Overview
Blockit is designed to act like a personal scheduling assistant — handling the back-and-forth of coordinating meetings automatically by understanding your calendar, preferences, and constraints. But scheduling is highly contextual. Users want the agent to behave differently depending on the situation: investor calls versus internal syncs, protecting deep-work time, prioritizing urgent requests. The challenge was giving users fine-grained control over the agent's behavior without turning the product into a complex rule-builder.
Impact
Blockit managed meetings according to a universal set of preferences — availability windows, meeting lengths, calendar priorities. These defaults worked well for routine scheduling, but users quickly hit their limits. Not all meetings carry the same weight, and they needed a way to tell the agent that.
Blockit had tried to solve this before with codewords and templates, but adoption was low. Most users didn't fully understand how they worked, and the tools felt disconnected from how people actually think about their meetings.
Rather than starting from the existing features, I focused on what users were really asking for:
I also advocated internally for this project to be on the roadmap — it wasn't a given — and owned it end to end from strategy and research through design and execution.
The solution was to introduce scenario-based templates — reusable configurations that let users define how the agent should behave for a given type of meeting. Instead of abstract settings, users describe contexts they recognize: an investor call, a recruiting screen, a weekly sync.
Each template captures the behaviors they want for that context — priority level, meeting length, links to share, follow-up behavior. The agent then applies the right template automatically based on how a meeting is described.
Grounding customization in real scenarios made the system feel approachable without reducing the control it offered.
Template-based bookings increased from ~6% to ~10% of all Blockit meetings within the first two months of launch — directly contributing to a Q4 company goal. The percentage of users with multiple templates grew by 3% in the same period, indicating users were actively building out their configuration rather than trying it once and stopping.
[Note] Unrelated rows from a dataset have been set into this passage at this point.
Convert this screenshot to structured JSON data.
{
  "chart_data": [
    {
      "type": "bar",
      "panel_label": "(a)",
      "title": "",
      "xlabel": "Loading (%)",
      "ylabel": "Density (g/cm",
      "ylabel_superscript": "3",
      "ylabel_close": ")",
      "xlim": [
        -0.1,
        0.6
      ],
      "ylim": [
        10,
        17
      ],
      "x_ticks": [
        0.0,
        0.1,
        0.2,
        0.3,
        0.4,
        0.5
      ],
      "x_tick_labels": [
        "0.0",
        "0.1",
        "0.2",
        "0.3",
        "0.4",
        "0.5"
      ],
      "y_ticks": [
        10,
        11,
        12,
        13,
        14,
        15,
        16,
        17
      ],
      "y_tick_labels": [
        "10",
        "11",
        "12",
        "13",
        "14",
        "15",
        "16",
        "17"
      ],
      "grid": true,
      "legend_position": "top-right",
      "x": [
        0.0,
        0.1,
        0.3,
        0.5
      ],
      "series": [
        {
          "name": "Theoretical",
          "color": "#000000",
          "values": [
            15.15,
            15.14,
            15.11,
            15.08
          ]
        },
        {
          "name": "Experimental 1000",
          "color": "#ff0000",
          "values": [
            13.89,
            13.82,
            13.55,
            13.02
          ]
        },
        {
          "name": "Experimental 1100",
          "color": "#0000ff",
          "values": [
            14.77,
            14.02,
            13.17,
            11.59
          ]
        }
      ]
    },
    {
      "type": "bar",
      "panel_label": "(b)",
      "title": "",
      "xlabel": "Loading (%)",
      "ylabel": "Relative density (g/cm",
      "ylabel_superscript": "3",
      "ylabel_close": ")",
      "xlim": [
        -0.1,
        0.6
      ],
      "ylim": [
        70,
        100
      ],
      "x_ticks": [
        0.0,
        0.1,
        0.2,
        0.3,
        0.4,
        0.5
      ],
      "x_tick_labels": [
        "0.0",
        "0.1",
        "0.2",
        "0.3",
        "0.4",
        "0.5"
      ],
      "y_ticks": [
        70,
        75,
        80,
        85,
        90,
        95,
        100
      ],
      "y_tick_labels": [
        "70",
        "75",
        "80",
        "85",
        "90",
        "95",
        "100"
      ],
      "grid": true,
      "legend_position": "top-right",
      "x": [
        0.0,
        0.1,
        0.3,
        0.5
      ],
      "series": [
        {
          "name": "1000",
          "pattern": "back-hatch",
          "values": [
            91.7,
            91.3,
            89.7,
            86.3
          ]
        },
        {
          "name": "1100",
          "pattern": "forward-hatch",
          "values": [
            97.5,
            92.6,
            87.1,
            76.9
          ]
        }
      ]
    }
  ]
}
Creation has continued to accelerate well beyond launch. Templates went from 4 created in October 2024 to 130 in a single month by January 2026 — a slow burn that turned into a clear inflection. As of March 2026, there are 555 templates across 342 unique users, and template-present bookings have reached ~10% of all confirmed meetings.
The memory system — launched separately in September 2025 — reinforced this. Memory context went from appearing in 5% of bookings to 41% in seven months, showing that the broader agent customization layer has become a core part of how users interact with Blockit.
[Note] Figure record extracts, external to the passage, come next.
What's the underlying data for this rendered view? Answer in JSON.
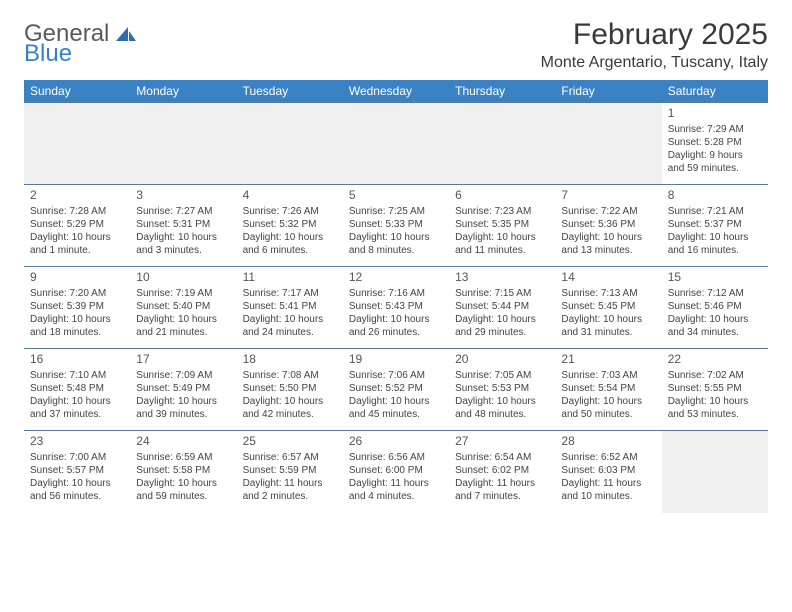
{
  "logo": {
    "word1": "General",
    "word2": "Blue"
  },
  "title": "February 2025",
  "location": "Monte Argentario, Tuscany, Italy",
  "colors": {
    "header_bg": "#3b82c4",
    "header_fg": "#ffffff",
    "row_border": "#5b7a99",
    "empty_bg": "#f0f0f0",
    "text": "#444444",
    "logo_gray": "#5a5a5a",
    "logo_blue": "#3b7fc4"
  },
  "days_of_week": [
    "Sunday",
    "Monday",
    "Tuesday",
    "Wednesday",
    "Thursday",
    "Friday",
    "Saturday"
  ],
  "weeks": [
    [
      null,
      null,
      null,
      null,
      null,
      null,
      {
        "n": "1",
        "sr": "Sunrise: 7:29 AM",
        "ss": "Sunset: 5:28 PM",
        "d1": "Daylight: 9 hours",
        "d2": "and 59 minutes."
      }
    ],
    [
      {
        "n": "2",
        "sr": "Sunrise: 7:28 AM",
        "ss": "Sunset: 5:29 PM",
        "d1": "Daylight: 10 hours",
        "d2": "and 1 minute."
      },
      {
        "n": "3",
        "sr": "Sunrise: 7:27 AM",
        "ss": "Sunset: 5:31 PM",
        "d1": "Daylight: 10 hours",
        "d2": "and 3 minutes."
      },
      {
        "n": "4",
        "sr": "Sunrise: 7:26 AM",
        "ss": "Sunset: 5:32 PM",
        "d1": "Daylight: 10 hours",
        "d2": "and 6 minutes."
      },
      {
        "n": "5",
        "sr": "Sunrise: 7:25 AM",
        "ss": "Sunset: 5:33 PM",
        "d1": "Daylight: 10 hours",
        "d2": "and 8 minutes."
      },
      {
        "n": "6",
        "sr": "Sunrise: 7:23 AM",
        "ss": "Sunset: 5:35 PM",
        "d1": "Daylight: 10 hours",
        "d2": "and 11 minutes."
      },
      {
        "n": "7",
        "sr": "Sunrise: 7:22 AM",
        "ss": "Sunset: 5:36 PM",
        "d1": "Daylight: 10 hours",
        "d2": "and 13 minutes."
      },
      {
        "n": "8",
        "sr": "Sunrise: 7:21 AM",
        "ss": "Sunset: 5:37 PM",
        "d1": "Daylight: 10 hours",
        "d2": "and 16 minutes."
      }
    ],
    [
      {
        "n": "9",
        "sr": "Sunrise: 7:20 AM",
        "ss": "Sunset: 5:39 PM",
        "d1": "Daylight: 10 hours",
        "d2": "and 18 minutes."
      },
      {
        "n": "10",
        "sr": "Sunrise: 7:19 AM",
        "ss": "Sunset: 5:40 PM",
        "d1": "Daylight: 10 hours",
        "d2": "and 21 minutes."
      },
      {
        "n": "11",
        "sr": "Sunrise: 7:17 AM",
        "ss": "Sunset: 5:41 PM",
        "d1": "Daylight: 10 hours",
        "d2": "and 24 minutes."
      },
      {
        "n": "12",
        "sr": "Sunrise: 7:16 AM",
        "ss": "Sunset: 5:43 PM",
        "d1": "Daylight: 10 hours",
        "d2": "and 26 minutes."
      },
      {
        "n": "13",
        "sr": "Sunrise: 7:15 AM",
        "ss": "Sunset: 5:44 PM",
        "d1": "Daylight: 10 hours",
        "d2": "and 29 minutes."
      },
      {
        "n": "14",
        "sr": "Sunrise: 7:13 AM",
        "ss": "Sunset: 5:45 PM",
        "d1": "Daylight: 10 hours",
        "d2": "and 31 minutes."
      },
      {
        "n": "15",
        "sr": "Sunrise: 7:12 AM",
        "ss": "Sunset: 5:46 PM",
        "d1": "Daylight: 10 hours",
        "d2": "and 34 minutes."
      }
    ],
    [
      {
        "n": "16",
        "sr": "Sunrise: 7:10 AM",
        "ss": "Sunset: 5:48 PM",
        "d1": "Daylight: 10 hours",
        "d2": "and 37 minutes."
      },
      {
        "n": "17",
        "sr": "Sunrise: 7:09 AM",
        "ss": "Sunset: 5:49 PM",
        "d1": "Daylight: 10 hours",
        "d2": "and 39 minutes."
      },
      {
        "n": "18",
        "sr": "Sunrise: 7:08 AM",
        "ss": "Sunset: 5:50 PM",
        "d1": "Daylight: 10 hours",
        "d2": "and 42 minutes."
      },
      {
        "n": "19",
        "sr": "Sunrise: 7:06 AM",
        "ss": "Sunset: 5:52 PM",
        "d1": "Daylight: 10 hours",
        "d2": "and 45 minutes."
      },
      {
        "n": "20",
        "sr": "Sunrise: 7:05 AM",
        "ss": "Sunset: 5:53 PM",
        "d1": "Daylight: 10 hours",
        "d2": "and 48 minutes."
      },
      {
        "n": "21",
        "sr": "Sunrise: 7:03 AM",
        "ss": "Sunset: 5:54 PM",
        "d1": "Daylight: 10 hours",
        "d2": "and 50 minutes."
      },
      {
        "n": "22",
        "sr": "Sunrise: 7:02 AM",
        "ss": "Sunset: 5:55 PM",
        "d1": "Daylight: 10 hours",
        "d2": "and 53 minutes."
      }
    ],
    [
      {
        "n": "23",
        "sr": "Sunrise: 7:00 AM",
        "ss": "Sunset: 5:57 PM",
        "d1": "Daylight: 10 hours",
        "d2": "and 56 minutes."
      },
      {
        "n": "24",
        "sr": "Sunrise: 6:59 AM",
        "ss": "Sunset: 5:58 PM",
        "d1": "Daylight: 10 hours",
        "d2": "and 59 minutes."
      },
      {
        "n": "25",
        "sr": "Sunrise: 6:57 AM",
        "ss": "Sunset: 5:59 PM",
        "d1": "Daylight: 11 hours",
        "d2": "and 2 minutes."
      },
      {
        "n": "26",
        "sr": "Sunrise: 6:56 AM",
        "ss": "Sunset: 6:00 PM",
        "d1": "Daylight: 11 hours",
        "d2": "and 4 minutes."
      },
      {
        "n": "27",
        "sr": "Sunrise: 6:54 AM",
        "ss": "Sunset: 6:02 PM",
        "d1": "Daylight: 11 hours",
        "d2": "and 7 minutes."
      },
      {
        "n": "28",
        "sr": "Sunrise: 6:52 AM",
        "ss": "Sunset: 6:03 PM",
        "d1": "Daylight: 11 hours",
        "d2": "and 10 minutes."
      },
      null
    ]
  ]
}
Beyond the numbers, this project gave the agent a mechanism it previously lacked — the ability to behave intelligently across different meeting contexts. That's foundational for Blockit's long-term vision of a truly autonomous scheduling agent.
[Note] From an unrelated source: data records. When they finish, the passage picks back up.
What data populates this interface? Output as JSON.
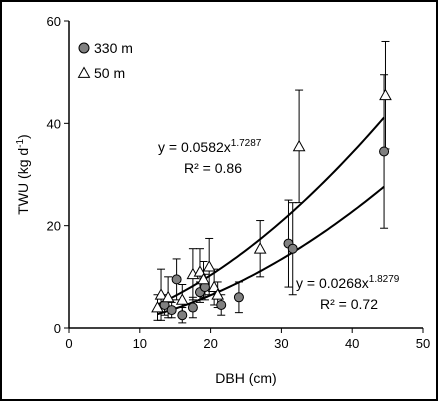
{
  "chart_data": {
    "type": "scatter",
    "xlabel": "DBH (cm)",
    "ylabel": "TWU (kg d",
    "ylabel_sup": "-1",
    "ylabel_tail": ")",
    "xlim": [
      0,
      50
    ],
    "ylim": [
      0,
      60
    ],
    "xticks": [
      "0",
      "10",
      "20",
      "30",
      "40",
      "50"
    ],
    "yticks": [
      "0",
      "20",
      "40",
      "60"
    ],
    "grid": false,
    "legend_position": "top-left",
    "series": [
      {
        "name": "330 m",
        "marker": "circle",
        "color": "#808080",
        "points": [
          {
            "x": 13.5,
            "y": 4.5,
            "err": 2.0
          },
          {
            "x": 14.5,
            "y": 3.5,
            "err": 1.5
          },
          {
            "x": 15.2,
            "y": 9.5,
            "err": 4.0
          },
          {
            "x": 16.0,
            "y": 2.5,
            "err": 1.5
          },
          {
            "x": 17.5,
            "y": 4.0,
            "err": 2.0
          },
          {
            "x": 18.5,
            "y": 7.0,
            "err": 2.0
          },
          {
            "x": 19.2,
            "y": 8.0,
            "err": 2.5
          },
          {
            "x": 21.5,
            "y": 4.5,
            "err": 2.0
          },
          {
            "x": 24.0,
            "y": 6.0,
            "err": 3.0
          },
          {
            "x": 31.0,
            "y": 16.5,
            "err": 8.5
          },
          {
            "x": 31.6,
            "y": 15.5,
            "err": 9.0
          },
          {
            "x": 44.5,
            "y": 34.5,
            "err": 15.0
          }
        ],
        "fit": {
          "a": 0.0268,
          "b": 1.8279,
          "r2": 0.72,
          "x_range": [
            12.5,
            44.5
          ]
        }
      },
      {
        "name": "50 m",
        "marker": "triangle",
        "color": "#ffffff",
        "points": [
          {
            "x": 12.5,
            "y": 4.0,
            "err": 2.5
          },
          {
            "x": 13.0,
            "y": 6.5,
            "err": 5.0
          },
          {
            "x": 14.0,
            "y": 6.0,
            "err": 4.0
          },
          {
            "x": 16.0,
            "y": 5.5,
            "err": 3.0
          },
          {
            "x": 17.5,
            "y": 10.5,
            "err": 5.0
          },
          {
            "x": 18.5,
            "y": 11.0,
            "err": 4.5
          },
          {
            "x": 19.0,
            "y": 9.5,
            "err": 3.5
          },
          {
            "x": 19.8,
            "y": 12.0,
            "err": 5.5
          },
          {
            "x": 20.5,
            "y": 8.0,
            "err": 3.5
          },
          {
            "x": 21.0,
            "y": 6.5,
            "err": 2.5
          },
          {
            "x": 27.0,
            "y": 15.5,
            "err": 5.5
          },
          {
            "x": 32.5,
            "y": 35.5,
            "err": 11.0
          },
          {
            "x": 44.7,
            "y": 45.5,
            "err": 10.5
          }
        ],
        "fit": {
          "a": 0.0582,
          "b": 1.7287,
          "r2": 0.86,
          "x_range": [
            12.5,
            44.5
          ]
        }
      }
    ],
    "annotations": {
      "fit_50": {
        "eq_prefix": "y = 0.0582x",
        "eq_exp": "1.7287",
        "r2": "R² = 0.86"
      },
      "fit_330": {
        "eq_prefix": "y = 0.0268x",
        "eq_exp": "1.8279",
        "r2": "R² = 0.72"
      }
    }
  }
}
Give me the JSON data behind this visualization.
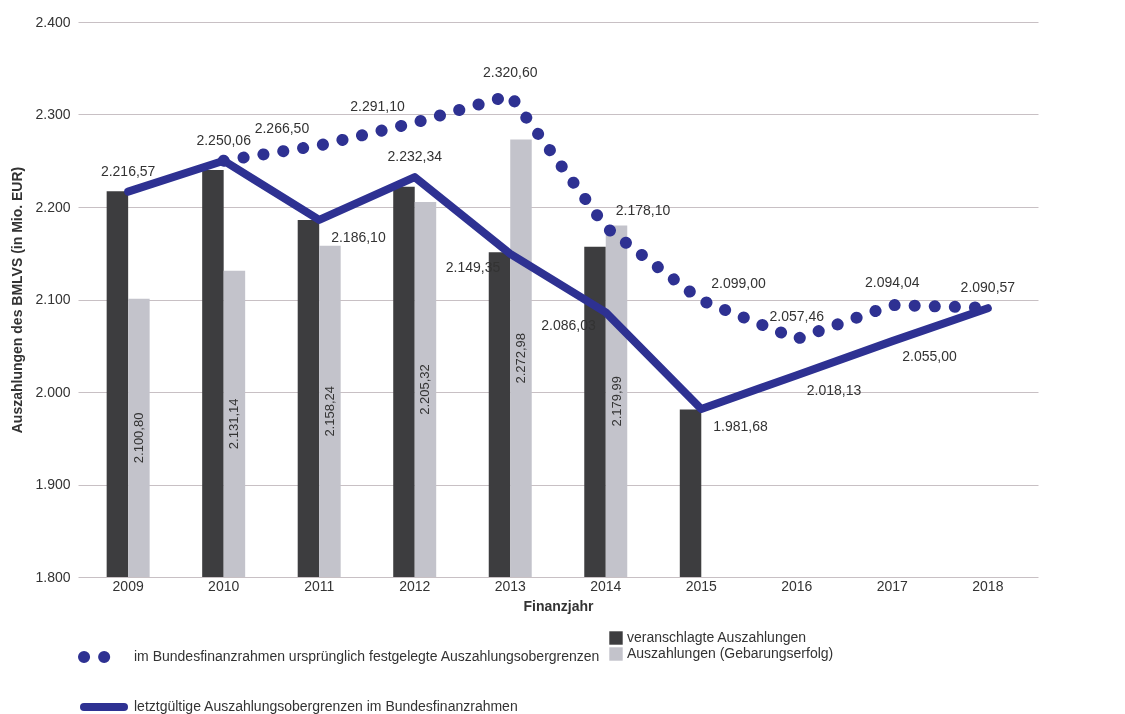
{
  "chart_data": {
    "type": "bar",
    "xlabel": "Finanzjahr",
    "ylabel": "Auszahlungen des BMLVS (in Mio. EUR)",
    "categories": [
      "2009",
      "2010",
      "2011",
      "2012",
      "2013",
      "2014",
      "2015",
      "2016",
      "2017",
      "2018"
    ],
    "series": [
      {
        "name": "veranschlagte Auszahlungen",
        "color": "#3d3d3f",
        "values": [
          2217,
          2240,
          2186,
          2222,
          2151,
          2157,
          1981,
          null,
          null,
          null
        ]
      },
      {
        "name": "Auszahlungen (Gebarungserfolg)",
        "color": "#c3c3cb",
        "values": [
          2100.8,
          2131.14,
          2158.24,
          2205.32,
          2272.98,
          2179.99,
          null,
          null,
          null,
          null
        ],
        "value_labels": [
          "2.100,80",
          "2.131,14",
          "2.158,24",
          "2.205,32",
          "2.272,98",
          "2.179,99",
          null,
          null,
          null,
          null
        ]
      },
      {
        "name": "im Bundesfinanzrahmen ursprünglich festgelegte Auszahlungsobergrenzen",
        "type": "line",
        "line_style": "dotted",
        "color": "#2e3192",
        "values": [
          null,
          2250,
          2266.5,
          2291.1,
          2320.6,
          2178.1,
          2099.0,
          2057.46,
          2094.04,
          2091
        ],
        "value_labels": [
          null,
          null,
          "2.266,50",
          "2.291,10",
          "2.320,60",
          "2.178,10",
          "2.099,00",
          "2.057,46",
          "2.094,04",
          null
        ]
      },
      {
        "name": "letztgültige Auszahlungsobergrenzen im Bundesfinanzrahmen",
        "type": "line",
        "line_style": "solid",
        "color": "#2e3192",
        "values": [
          2216.57,
          2250.06,
          2186.1,
          2232.34,
          2149.35,
          2086.03,
          1981.68,
          2018.13,
          2055.0,
          2090.57
        ],
        "value_labels": [
          "2.216,57",
          "2.250,06",
          "2.186,10",
          "2.232,34",
          "2.149,35",
          "2.086,03",
          "1.981,68",
          "2.018,13",
          "2.055,00",
          "2.090,57"
        ]
      }
    ],
    "ylim": [
      1800,
      2400
    ],
    "yticks": [
      {
        "value": 1800,
        "label": "1.800"
      },
      {
        "value": 1900,
        "label": "1.900"
      },
      {
        "value": 2000,
        "label": "2.000"
      },
      {
        "value": 2100,
        "label": "2.100"
      },
      {
        "value": 2200,
        "label": "2.200"
      },
      {
        "value": 2300,
        "label": "2.300"
      },
      {
        "value": 2400,
        "label": "2.400"
      }
    ],
    "grid": "y",
    "legend": "bottom"
  }
}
It also demonstrated something important internally: that thoughtful design of the configuration layer can move a core product metric, not just improve usability. That argument has shaped how the team thinks about future agent-facing features.
Key Decisions
Scenarios over settings
The existing codewords and templates were abstract configuration tools — and adoption was low. Instead of improving those mechanics, I reframed customization around real meeting scenarios users already recognize: investor calls, recruiting screens, weekly syncs. This made the system immediately legible without reducing the control it offered.
Advocating for the roadmap, not just the design
This project wasn't a given — I advocated internally for it to be prioritized. The bet was that thoughtful configuration design could move a core product metric, not just improve usability. The results validated that argument and shaped how the team thinks about future agent features.